Thanks for your input - that’s what I thought :(

Re performance, yes it makes a difference. I have 2 OptiX entry points, one of them needs 500 bytes stack size and the other one runs comfortably on 300 bytes. Since I can only define one global stack size per context, I have to set the stack size at 500. The smaller kernel takes 22ms when I set the stack size to 500 and just 4ms when the stack size is at 300.

Unfortunately I switch between the 2 kernels often and cannot call setStackSize in between programs since it triggers a recompile.

It would be extremely helpful if OptiX allowed setting a stack size per entry point. Conceptually this shouldn’t be a problem to implement since each entry point runs completely independent.

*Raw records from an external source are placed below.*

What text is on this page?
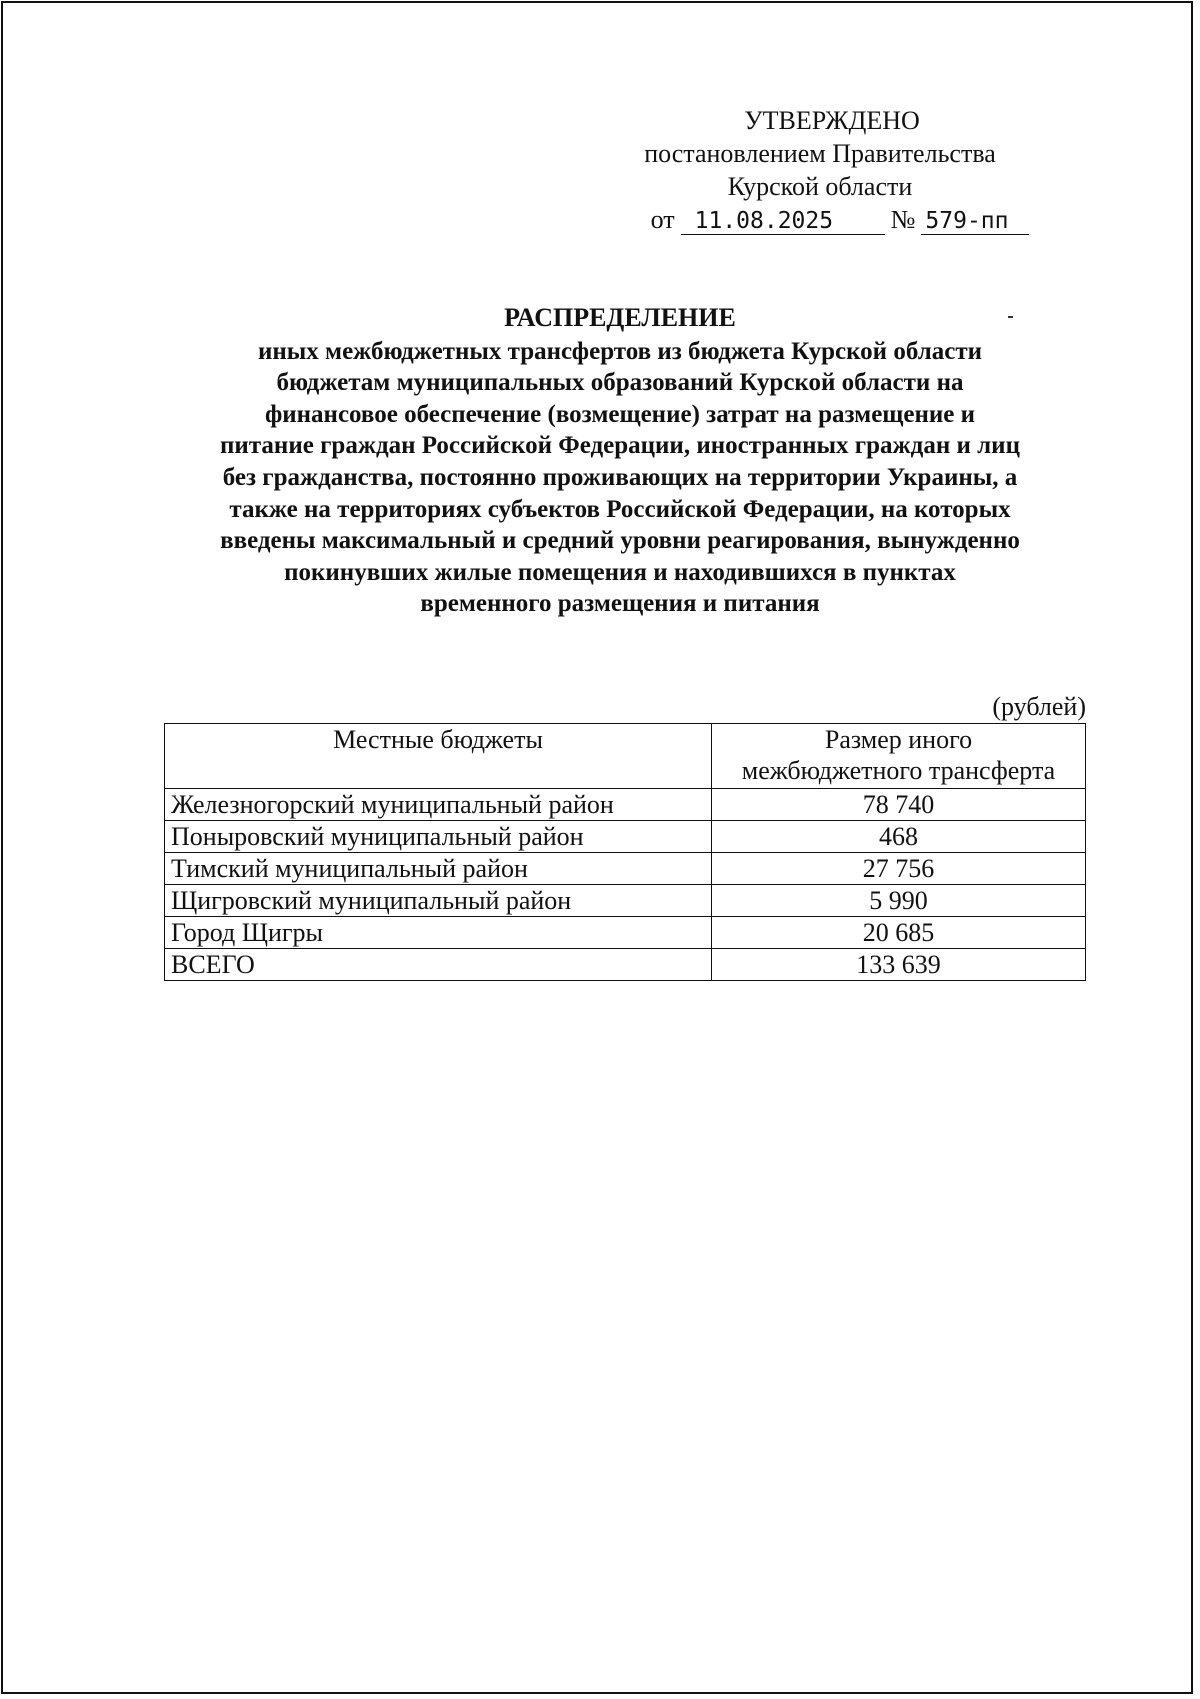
УТВЕРЖДЕНО
постановлением Правительства
Курской области
от 11.08.2025	№ 579-пп
РАСПРЕДЕЛЕНИЕ
иных межбюджетных трансфертов из бюджета Курской области
бюджетам муниципальных образований Курской области на
финансовое обеспечение (возмещение) затрат на размещение и
питание граждан Российской Федерации, иностранных граждан и лиц
без гражданства, постоянно проживающих на территории Украины, а
также на территориях субъектов Российской Федерации, на которых
введены максимальный и средний уровни реагирования, вынужденно
покинувших жилые помещения и находившихся в пунктах
временного размещения и питания
(рублей)
Местные бюджеты	Размер иного
межбюджетного трансферта

Железногорский муниципальный район	78 740
Поныровский муниципальный район	468
Тимский муниципальный район	27 756
Щигровский муниципальный район	5 990
Город Щигры	20 685
ВСЕГО	133 639
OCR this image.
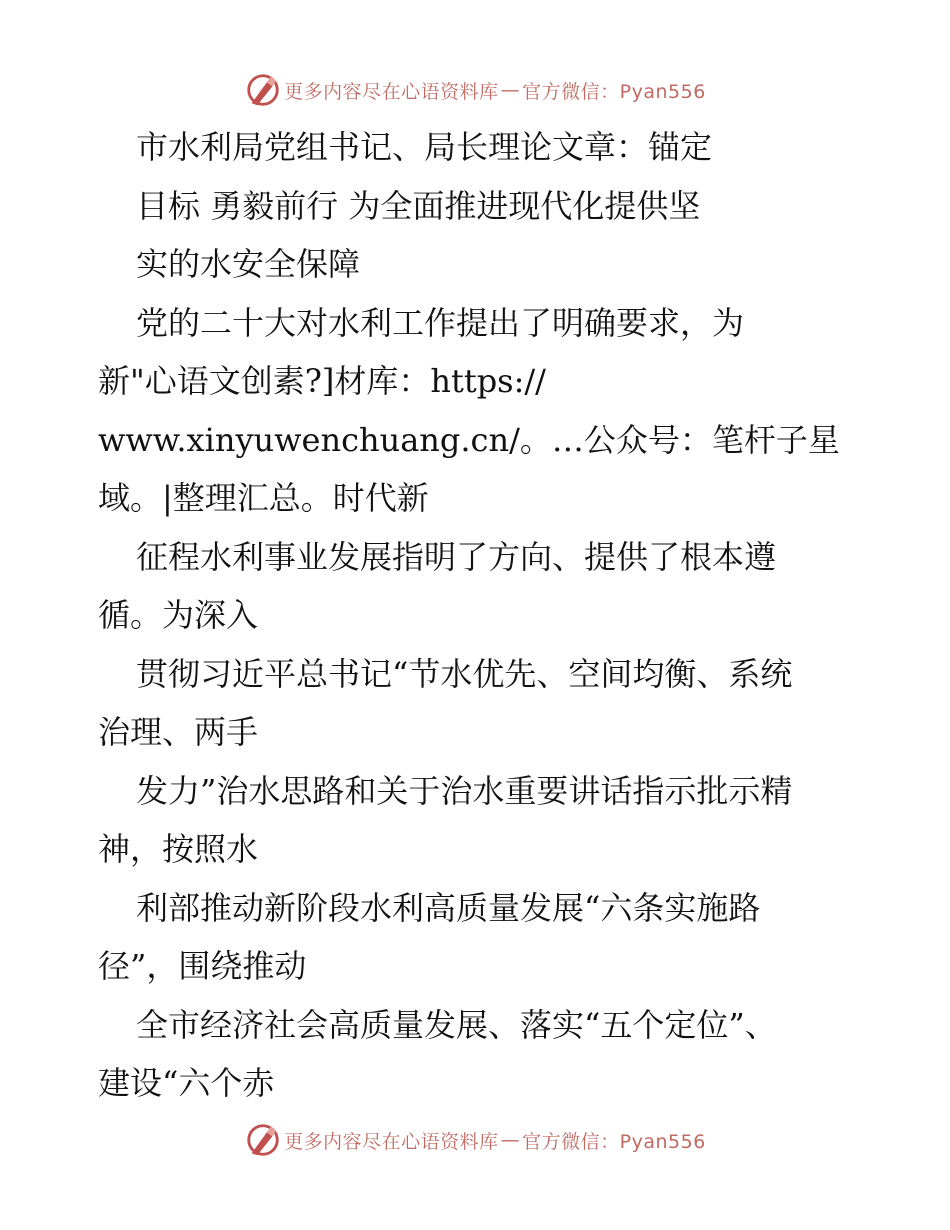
更多内容尽在心语资料库 — 官方微信：Pyan556
市水利局党组书记、局长理论文章：锚定
目标 勇毅前行 为全面推进现代化提供坚
实的水安全保障
党的二十大对水利工作提出了明确要求，为
新"心语文创素?]材库：https://
www.xinyuwenchuang.cn/。…公众号：笔杆子星
域。|整理汇总。时代新
征程水利事业发展指明了方向、提供了根本遵
循。为深入
贯彻习近平总书记“节水优先、空间均衡、系统
治理、两手
发力”治水思路和关于治水重要讲话指示批示精
神，按照水
利部推动新阶段水利高质量发展“六条实施路
径”，围绕推动
全市经济社会高质量发展、落实“五个定位”、
建设“六个赤
更多内容尽在心语资料库 — 官方微信：Pyan556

I would appreciate any input you may have on the issue.

Thanks,

Steven

JBigler · February 8, 2013, 6:01pm

We could add a per entry point stack size, and that would solve the recompilations, but there’s another blocker for this to work properly.

Currently we use a flag on the CUDA context that tells it to not resize the LMEM after each launch (CU_CTX_LMEM_RESIZE_TO_MAX). Thus once you called the 500 byte kernel, the LMEM would be resize to 500 for ever more. There are ways to avoid this, but they present additional performance issues that are still being addressed. We are currently working to try and remove the need to use this flag, and at that point a discussion of per entry point stack could be made.

That being said, I haven’t found any situations where the stack size affected performance as it has your kernel. If it’s possible, we would like to obtain a trace of your code to investigate this further when we have resolved the issues with LMEM resizing. Please contact us at optix-help@nvidia.com if you would like to share a trace with us.

m001 · January 19, 2018, 4:55am

removed